Computer and Information Sciences and Engineering Department Chair Dr. Juan Gilbert was concerned about people standing in line waiting to vote on the 2020 elections in the middle of the COVID-19 pandemic. This inspired him to create a technology that could mitigate the situation and make it safer with a ticketing system that would tell an individual when to return to vote instead of waiting in line.
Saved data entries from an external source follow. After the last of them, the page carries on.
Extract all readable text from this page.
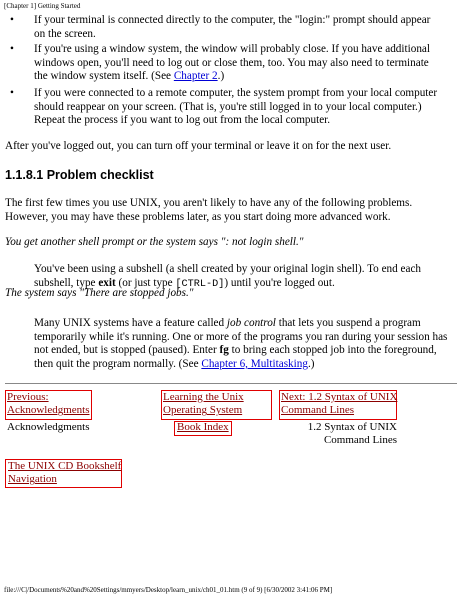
[Chapter 1] Getting Started
• If your terminal is connected directly to the computer, the "login:" prompt should appear on the screen.
• If you're using a window system, the window will probably close. If you have additional windows open, you'll need to log out or close them, too. You may also need to terminate the window system itself. (See Chapter 2.)
• If you were connected to a remote computer, the system prompt from your local computer should reappear on your screen. (That is, you're still logged in to your local computer.) Repeat the process if you want to log out from the local computer.
After you've logged out, you can turn off your terminal or leave it on for the next user.
1.1.8.1 Problem checklist
The first few times you use UNIX, you aren't likely to have any of the following problems. However, you may have these problems later, as you start doing more advanced work.
You get another shell prompt or the system says ": not login shell."
You've been using a subshell (a shell created by your original login shell). To end each subshell, type exit (or just type [CTRL-D]) until you're logged out.
The system says "There are stopped jobs."
Many UNIX systems have a feature called job control that lets you suspend a program temporarily while it's running. One or more of the programs you ran during your session has not ended, but is stopped (paused). Enter fg to bring each stopped job into the foreground, then quit the program normally. (See Chapter 6, Multitasking.)
Previous:
Acknowledgments
Learning the Unix
Operating System
Next: 1.2 Syntax of UNIX
Command Lines
Acknowledgments	Book Index	1.2 Syntax of UNIX
Command Lines
The UNIX CD Bookshelf
Navigation
file:///C|/Documents%20and%20Settings/mmyers/Desktop/learn_unix/ch01_01.htm (9 of 9) [6/30/2002 3:41:06 PM]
  • Stable Magnetic Cryopreservation Agents and Long Circulating Blood Pool Imaging Agents

Dr. Carlos Rinaldi-Ramos, chair in the chemical engineering department, and Dr. Andreina Chiu-Lam created a technology that could cryopreserve an entire organ. They modified magnetic nanoparticle coatings to improve stability in harsh cryopreservation environments where particle aggregation can prevent penetration deep into the organ for subsequent uniform rewarming.

  • Clear Single-Use Passive Perfusion Enabled 3D Bio-Reactor Well Plate for Cell Culture and Experimentation

Mechanical engineer Dr. Greg Sawyer works with micro tumors created from real cancer material. He invented a 3D culture system that is accessible and easy to use, and it allows researchers to do the work in their own laboratory environments. His team included Drs. Ryan Smolchek, Juan Uruena Vargas, Jack Famiglietti, Duy Nguyen.